Koks in München: Das Köfferchen von Jack Nicholson
MÜNCHEN - Nach dem Rauswurf von Sechzig-Star Berkant Göktan: Welche Rolle spielt die Droge Kokain in München? Gesellschaftsreporter Michael Graeter, der die Society der 60er und 70er wie kein Zweiter kennt, erinnert sich an die wilden Zeiten...
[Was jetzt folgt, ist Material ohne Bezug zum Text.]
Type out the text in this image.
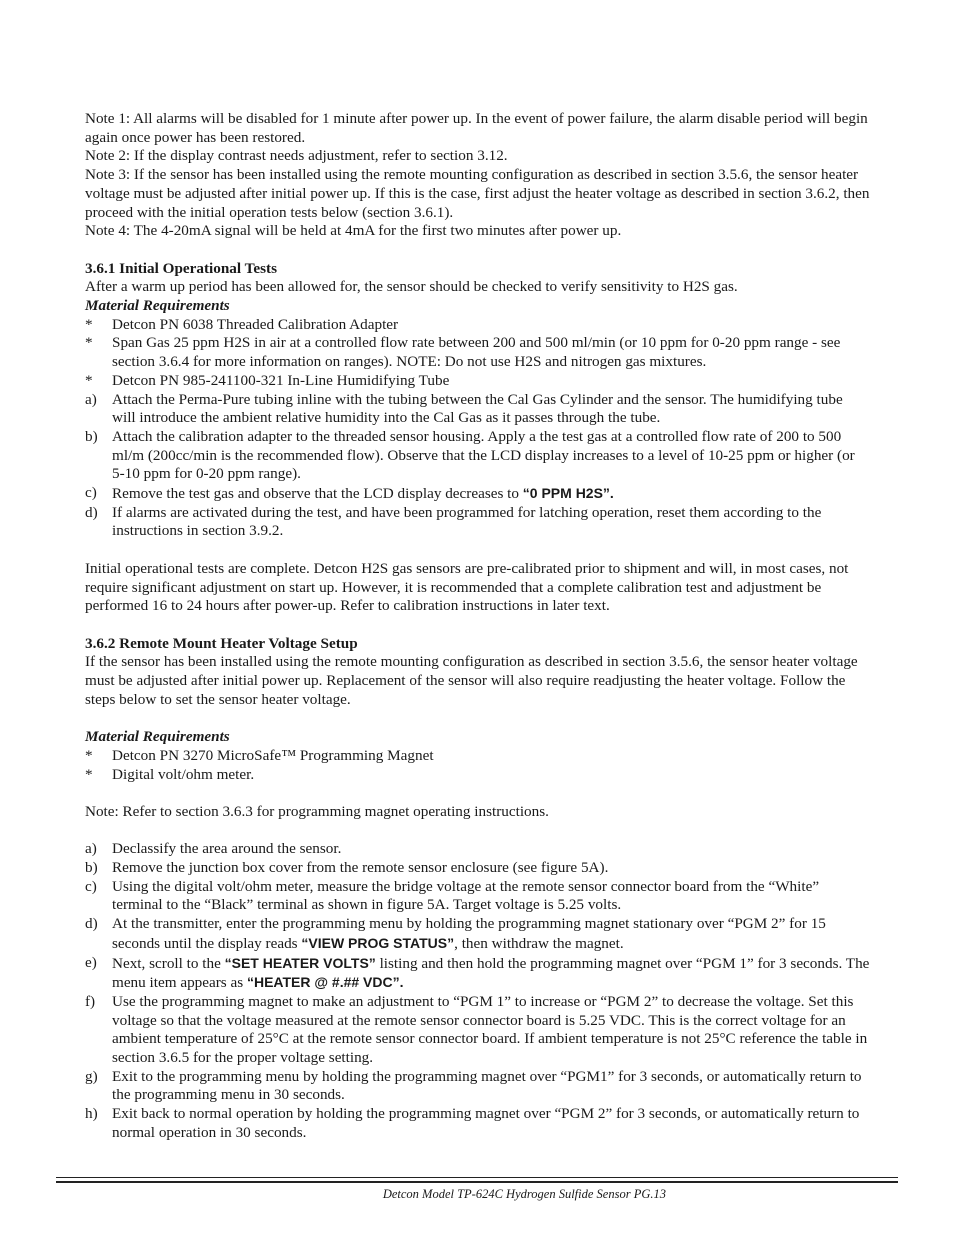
Note 1: All alarms will be disabled for 1 minute after power up. In the event of power failure, the alarm disable period will begin again once power has been restored.

Note 2: If the display contrast needs adjustment, refer to section 3.12.

Note 3: If the sensor has been installed using the remote mounting configuration as described in section 3.5.6, the sensor heater voltage must be adjusted after initial power up. If this is the case, first adjust the heater voltage as described in section 3.6.2, then proceed with the initial operation tests below (section 3.6.1).

Note 4: The 4-20mA signal will be held at 4mA for the first two minutes after power up.

3.6.1 Initial Operational Tests

After a warm up period has been allowed for, the sensor should be checked to verify sensitivity to H2S gas.

Material Requirements

* Detcon PN 6038 Threaded Calibration Adapter
* Span Gas 25 ppm H2S in air at a controlled flow rate between 200 and 500 ml/min (or 10 ppm for 0-20 ppm range - see section 3.6.4 for more information on ranges). NOTE: Do not use H2S and nitrogen gas mixtures.
* Detcon PN 985-241100-321 In-Line Humidifying Tube
a) Attach the Perma-Pure tubing inline with the tubing between the Cal Gas Cylinder and the sensor. The humidifying tube will introduce the ambient relative humidity into the Cal Gas as it passes through the tube.
b) Attach the calibration adapter to the threaded sensor housing. Apply a the test gas at a controlled flow rate of 200 to 500 ml/m (200cc/min is the recommended flow). Observe that the LCD display increases to a level of 10-25 ppm or higher (or 5-10 ppm for 0-20 ppm range).
c) Remove the test gas and observe that the LCD display decreases to “0 PPM H2S”.
d) If alarms are activated during the test, and have been programmed for latching operation, reset them according to the instructions in section 3.9.2.

Initial operational tests are complete. Detcon H2S gas sensors are pre-calibrated prior to shipment and will, in most cases, not require significant adjustment on start up. However, it is recommended that a complete calibration test and adjustment be performed 16 to 24 hours after power-up. Refer to calibration instructions in later text.

3.6.2 Remote Mount Heater Voltage Setup

If the sensor has been installed using the remote mounting configuration as described in section 3.5.6, the sensor heater voltage must be adjusted after initial power up. Replacement of the sensor will also require readjusting the heater voltage. Follow the steps below to set the sensor heater voltage.

Material Requirements

* Detcon PN 3270 MicroSafe™ Programming Magnet
* Digital volt/ohm meter.

Note: Refer to section 3.6.3 for programming magnet operating instructions.

a) Declassify the area around the sensor.
b) Remove the junction box cover from the remote sensor enclosure (see figure 5A).
c) Using the digital volt/ohm meter, measure the bridge voltage at the remote sensor connector board from the “White” terminal to the “Black” terminal as shown in figure 5A. Target voltage is 5.25 volts.
d) At the transmitter, enter the programming menu by holding the programming magnet stationary over “PGM 2” for 15 seconds until the display reads “VIEW PROG STATUS”, then withdraw the magnet.
e) Next, scroll to the “SET HEATER VOLTS” listing and then hold the programming magnet over “PGM 1” for 3 seconds. The menu item appears as “HEATER @ #.## VDC”.
f) Use the programming magnet to make an adjustment to “PGM 1” to increase or “PGM 2” to decrease the voltage. Set this voltage so that the voltage measured at the remote sensor connector board is 5.25 VDC. This is the correct voltage for an ambient temperature of 25°C at the remote sensor connector board. If ambient temperature is not 25°C reference the table in section 3.6.5 for the proper voltage setting.
g) Exit to the programming menu by holding the programming magnet over “PGM1” for 3 seconds, or automatically return to the programming menu in 30 seconds.
h) Exit back to normal operation by holding the programming magnet over “PGM 2” for 3 seconds, or automatically return to normal operation in 30 seconds.
Detcon Model TP-624C Hydrogen Sulfide Sensor PG.13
München war schon immer etwas rauschig, bedingt auch durch das weißblaue Grundnahrungsmittel und offen für neue Lebensgefühle. Wer in den 60ern und 70ern die heißen Hasch- und LSD-Phasen überlebt hatte, blickte neidisch über den großen Teich. In Amerika war man bereits eine Nasenlänge voraus. Dennis Hopper, Warren Beatty und der illustre Freundeskreis hatten Koks als letzten Kick für sich entdeckt. Unter den Schneekoppe-Playboys befand sich auch "Oscar"-Preisträger Jack Nicholson, der zum Start seines Films "Einer flog über das Kuckucksnest" nach München kam und mich als Abholer - damals noch gemütlich in Riem auf dem Vorfeld in der Wiese - beinahe um Hals und Kragen gebracht hätte.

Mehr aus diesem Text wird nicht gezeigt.